Könntest du das eventuell in Stichpunkten etwas hinterlegen? Ich halte Beckhoff für den stärksten Konkurrenten am deutschen Markt. Weltweit ist Beckhoff nach Aussagen eine Mitarbeiters in Sachen Soft-SPS ohnehin die Nr. 1 (Aussage vor zwei, drei Jahren).

Ich bedaure es sehr dass die deutsche Industrie dermassen unflexibel ist und and den deutschen Riesen SIEMENS festhält.
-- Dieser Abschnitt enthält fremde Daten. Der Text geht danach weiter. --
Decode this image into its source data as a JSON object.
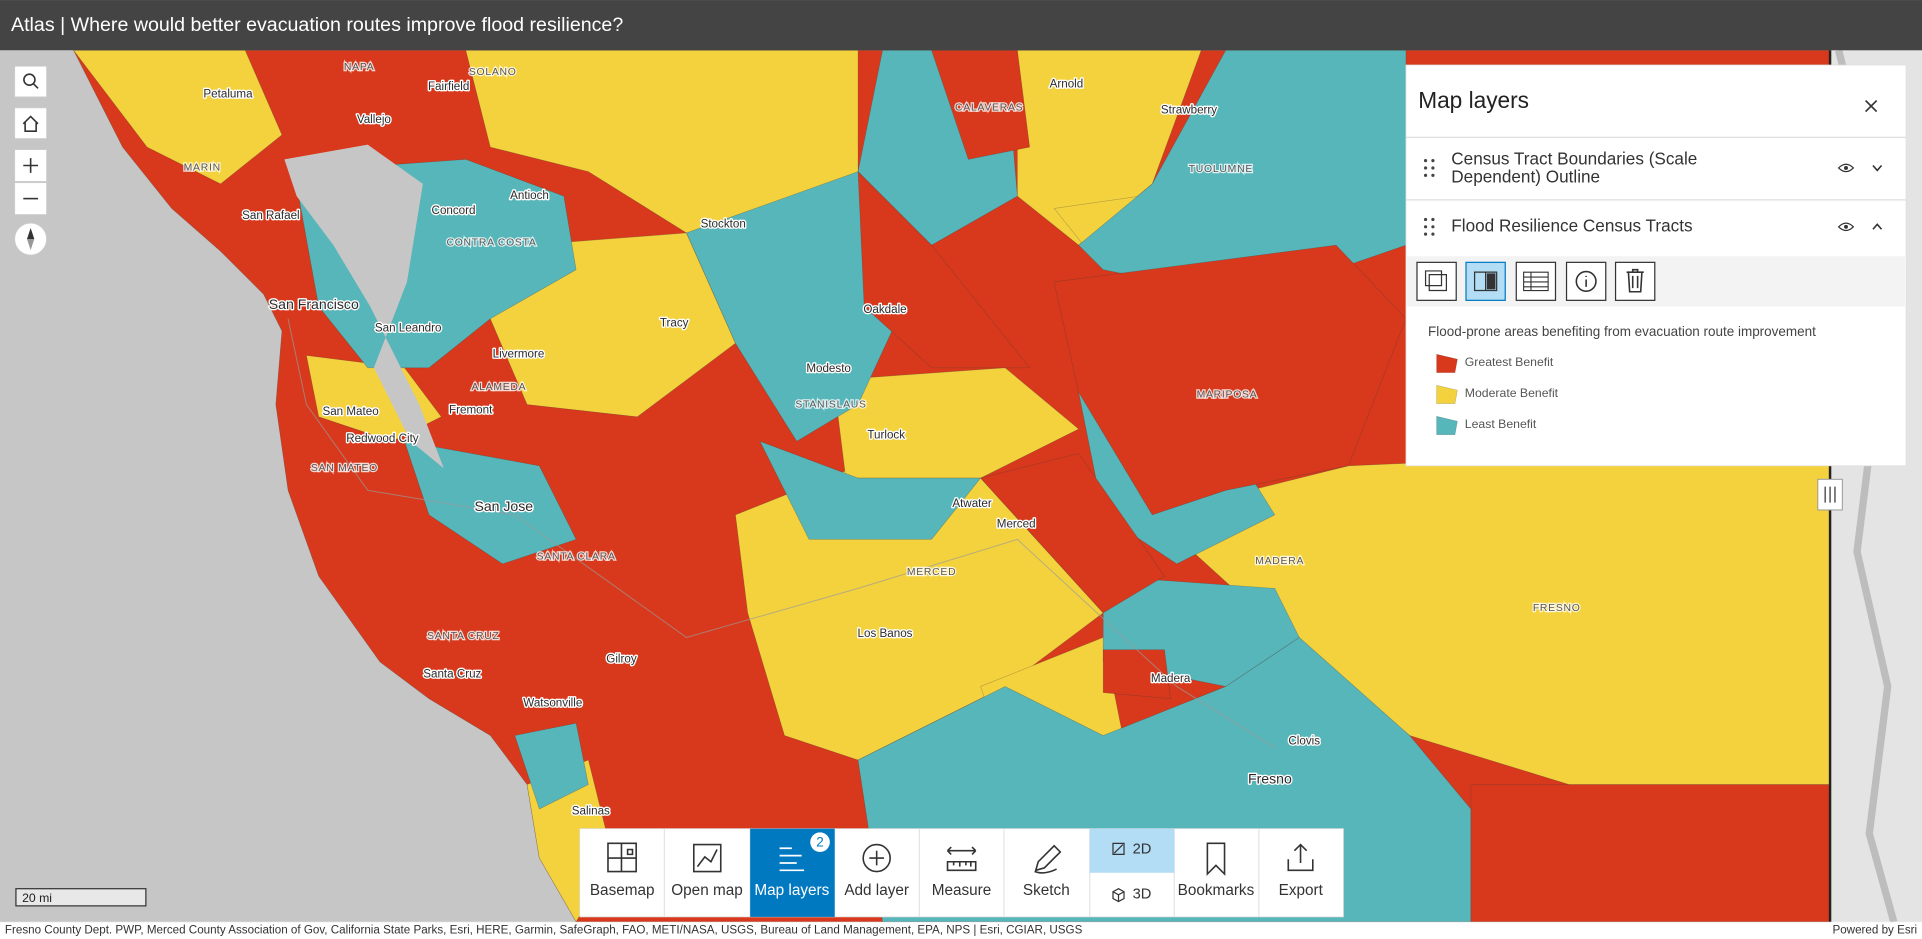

Es gibt sehr gute Alternativen. Siemens hängt meines Erachtens an einem seidenem Faden. Bis es die Sesselfurzer in der deutschen Industrie wahrnehmen werden wohl noch zwei Jahrzehnte vergehen!


Gruß, Onkel


----------



## MarkusP (13 Januar 2007)

Servus Onkel,

ich verstehe Deine Frage nicht ganz.

Ich habe damit nur gemeint, daß auch ein SPS-Riese wie Siemens uns nicht mehr weis machen kann, dass nur eine SPS stabil laufen könnte. Ich habe zwar so gut wie keine Erfahrung mit Siemens, aber den Hersteller den wir bis dato bevorzugten, verbaut in den SPS-CPU's Komponenten die in der PC-Welt seit Jahren nur mehr im Müll zu finden ist. Und so oft wie wir da irgendetwas neustarten müssen, mache ich nicht einmal bei einem PC der daheim zum Spielen rumsteht.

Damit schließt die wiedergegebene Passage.